# Movement Pruning

> A partial re-implementation of Movement Pruning: Adaptive Sparsity by Fine-Tuning by Victor Sanh, Thomas Wolf, and Alexander M. Rush [[arXiv:2005.07683](https://arxiv.org/abs/2005.07683)]

## References

* [_Movement Pruning: Adaptive Sparsity by Fine-Tuning_](https://arxiv.org/abs/2005.07683) by Victor Sanh, Thomas Wolf, and Alexander M. Rush
* The scripts and notebooks that accompany the paper ([link](https://github.com/huggingface/transformers/tree/master/examples/research_projects/movement-pruning))

## Load libraries

In [None]:
%load_ext autoreload
%autoreload 2

In [None]:
from transformerlab.question_answering import *
from transformerlab.pruning import *

In [None]:
from pathlib import Path

import datasets
import transformers

datasets.logging.set_verbosity_error()
transformers.logging.set_verbosity_error()

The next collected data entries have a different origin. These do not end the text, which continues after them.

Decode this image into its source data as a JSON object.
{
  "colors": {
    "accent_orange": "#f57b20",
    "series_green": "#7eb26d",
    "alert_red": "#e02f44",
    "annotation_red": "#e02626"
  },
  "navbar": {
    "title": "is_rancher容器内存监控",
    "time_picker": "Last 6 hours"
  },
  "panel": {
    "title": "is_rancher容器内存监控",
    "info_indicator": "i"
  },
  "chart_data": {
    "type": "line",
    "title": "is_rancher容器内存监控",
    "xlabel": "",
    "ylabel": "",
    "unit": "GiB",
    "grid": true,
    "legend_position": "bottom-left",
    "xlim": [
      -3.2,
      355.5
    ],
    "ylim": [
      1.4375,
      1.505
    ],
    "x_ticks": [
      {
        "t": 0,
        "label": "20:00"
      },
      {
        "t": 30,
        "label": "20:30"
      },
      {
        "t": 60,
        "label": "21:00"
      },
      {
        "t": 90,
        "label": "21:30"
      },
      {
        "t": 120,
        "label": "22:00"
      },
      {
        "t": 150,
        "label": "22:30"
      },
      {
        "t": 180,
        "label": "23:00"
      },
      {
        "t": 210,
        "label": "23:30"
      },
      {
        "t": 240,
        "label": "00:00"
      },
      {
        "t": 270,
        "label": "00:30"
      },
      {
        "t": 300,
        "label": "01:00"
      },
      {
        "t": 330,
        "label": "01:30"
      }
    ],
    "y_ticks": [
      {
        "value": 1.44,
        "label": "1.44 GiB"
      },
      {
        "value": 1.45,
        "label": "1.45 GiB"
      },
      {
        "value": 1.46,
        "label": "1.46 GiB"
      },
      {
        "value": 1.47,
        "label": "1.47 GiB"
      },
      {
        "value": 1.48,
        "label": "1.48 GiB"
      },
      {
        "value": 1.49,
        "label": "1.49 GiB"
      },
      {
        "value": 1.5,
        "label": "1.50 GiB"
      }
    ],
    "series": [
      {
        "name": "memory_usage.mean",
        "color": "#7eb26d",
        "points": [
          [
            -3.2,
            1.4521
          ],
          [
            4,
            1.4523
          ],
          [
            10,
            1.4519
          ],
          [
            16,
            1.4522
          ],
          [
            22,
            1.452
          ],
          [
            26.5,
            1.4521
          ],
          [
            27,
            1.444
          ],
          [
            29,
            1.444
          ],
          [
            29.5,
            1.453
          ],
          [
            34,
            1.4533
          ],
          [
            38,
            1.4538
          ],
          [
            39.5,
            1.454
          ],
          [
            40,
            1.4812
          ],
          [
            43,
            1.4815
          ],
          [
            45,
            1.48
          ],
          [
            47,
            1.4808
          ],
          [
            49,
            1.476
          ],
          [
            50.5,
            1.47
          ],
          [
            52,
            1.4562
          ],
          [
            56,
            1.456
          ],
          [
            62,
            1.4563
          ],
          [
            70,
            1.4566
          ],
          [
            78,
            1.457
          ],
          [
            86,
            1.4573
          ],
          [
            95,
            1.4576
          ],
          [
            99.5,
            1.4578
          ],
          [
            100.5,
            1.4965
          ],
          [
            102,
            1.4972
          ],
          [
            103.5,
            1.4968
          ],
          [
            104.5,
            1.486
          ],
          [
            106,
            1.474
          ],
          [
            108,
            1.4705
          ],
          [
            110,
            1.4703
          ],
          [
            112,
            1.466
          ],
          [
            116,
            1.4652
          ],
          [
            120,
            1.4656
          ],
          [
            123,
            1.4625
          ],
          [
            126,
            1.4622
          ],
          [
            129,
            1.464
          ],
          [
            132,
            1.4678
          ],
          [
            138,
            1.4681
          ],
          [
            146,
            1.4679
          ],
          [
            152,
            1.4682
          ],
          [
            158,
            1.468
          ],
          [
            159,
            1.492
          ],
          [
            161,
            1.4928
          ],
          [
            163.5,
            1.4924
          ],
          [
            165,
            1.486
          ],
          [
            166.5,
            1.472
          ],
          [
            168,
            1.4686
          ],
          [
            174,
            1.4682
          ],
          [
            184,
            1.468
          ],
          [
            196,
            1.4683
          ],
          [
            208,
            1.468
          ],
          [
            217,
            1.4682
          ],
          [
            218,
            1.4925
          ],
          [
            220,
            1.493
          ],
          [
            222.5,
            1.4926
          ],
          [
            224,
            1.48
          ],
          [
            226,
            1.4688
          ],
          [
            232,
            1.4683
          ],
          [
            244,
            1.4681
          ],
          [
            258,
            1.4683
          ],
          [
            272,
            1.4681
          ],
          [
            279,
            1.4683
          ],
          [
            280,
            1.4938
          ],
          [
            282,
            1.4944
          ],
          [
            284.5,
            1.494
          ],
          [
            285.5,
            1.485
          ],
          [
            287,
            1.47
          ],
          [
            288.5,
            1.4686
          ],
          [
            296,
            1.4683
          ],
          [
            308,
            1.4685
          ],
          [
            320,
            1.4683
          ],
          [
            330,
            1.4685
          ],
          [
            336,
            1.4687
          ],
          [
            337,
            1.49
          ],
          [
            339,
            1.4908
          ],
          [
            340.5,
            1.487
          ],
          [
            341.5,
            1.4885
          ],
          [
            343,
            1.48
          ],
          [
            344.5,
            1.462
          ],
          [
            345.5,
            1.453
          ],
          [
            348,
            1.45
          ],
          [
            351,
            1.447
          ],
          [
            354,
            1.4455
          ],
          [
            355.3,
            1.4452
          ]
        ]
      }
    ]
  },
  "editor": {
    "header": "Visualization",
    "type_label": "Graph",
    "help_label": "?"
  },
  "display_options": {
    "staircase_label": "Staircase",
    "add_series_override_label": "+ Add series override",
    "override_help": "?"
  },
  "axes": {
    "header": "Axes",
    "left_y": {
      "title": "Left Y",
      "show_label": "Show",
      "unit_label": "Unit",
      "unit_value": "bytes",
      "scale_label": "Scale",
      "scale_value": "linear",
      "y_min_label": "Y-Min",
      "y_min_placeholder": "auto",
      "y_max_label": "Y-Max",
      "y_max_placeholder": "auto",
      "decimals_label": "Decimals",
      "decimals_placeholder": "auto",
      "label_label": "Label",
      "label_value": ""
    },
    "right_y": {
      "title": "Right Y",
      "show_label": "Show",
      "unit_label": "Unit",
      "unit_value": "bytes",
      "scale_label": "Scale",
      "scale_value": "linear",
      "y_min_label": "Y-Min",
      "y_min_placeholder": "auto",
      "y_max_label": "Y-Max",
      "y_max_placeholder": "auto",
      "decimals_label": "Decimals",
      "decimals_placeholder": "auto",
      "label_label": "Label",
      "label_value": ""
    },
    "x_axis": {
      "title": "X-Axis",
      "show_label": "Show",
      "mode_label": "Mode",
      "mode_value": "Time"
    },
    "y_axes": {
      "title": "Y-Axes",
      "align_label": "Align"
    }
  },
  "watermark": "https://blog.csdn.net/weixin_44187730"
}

print(transformers.__version__, datasets.__version__)

4.1.1 1.2.0


In [None]:
import numpy as np
import random

from datasets import load_dataset
from transformers import AutoTokenizer, AutoModelForQuestionAnswering, default_data_collator, AdamW, get_linear_schedule_with_warmup

import torch
import torch.nn as nn
from torch.utils.data import SequentialSampler, DataLoader
from torch.nn import init, CrossEntropyLoss
from torch import autograd
import torch.nn.functional as F
import math
device = torch.device("cuda" if torch.cuda.is_available() else "cpu")
print(f"Running on device: {device}")

Running on device: cuda


## Load data

In [None]:
squad_ds = load_dataset("squad")
squad_ds

DatasetDict({
    train: Dataset({
        features: ['id', 'title', 'context', 'question', 'answers'],
        num_rows: 87599
    })
    validation: Dataset({
        features: ['id', 'title', 'context', 'question', 'answers'],
        num_rows: 10570
    })
})

## Evaluate fine-pruned model

HuggingFace has released a PruneBERT checkpoint for SQuAD v1.1 called `prunebert-base-uncased-6-finepruned-w-distil-squad` which is described in their docs as follows:

> Pre-trained BERT-base-uncased fine-pruned with soft movement pruning on SQuAD v1.1. We use an additional distillation signal from `BERT-base-uncased` finetuned on SQuAD. The encoder counts 6% of total non-null weights and reaches 83.8 F1 score. The model can be accessed with: `pruned_bert = BertForQuestionAnswering.from_pretrained("huggingface/prunebert-base-uncased-6-finepruned-w-distil-squad")`

In this notebook we'll focus on reproducing this model, so let's begin by simply validating that we can obtain the same F1-score. Before doing that, we first need to preprocess the data - let's get started!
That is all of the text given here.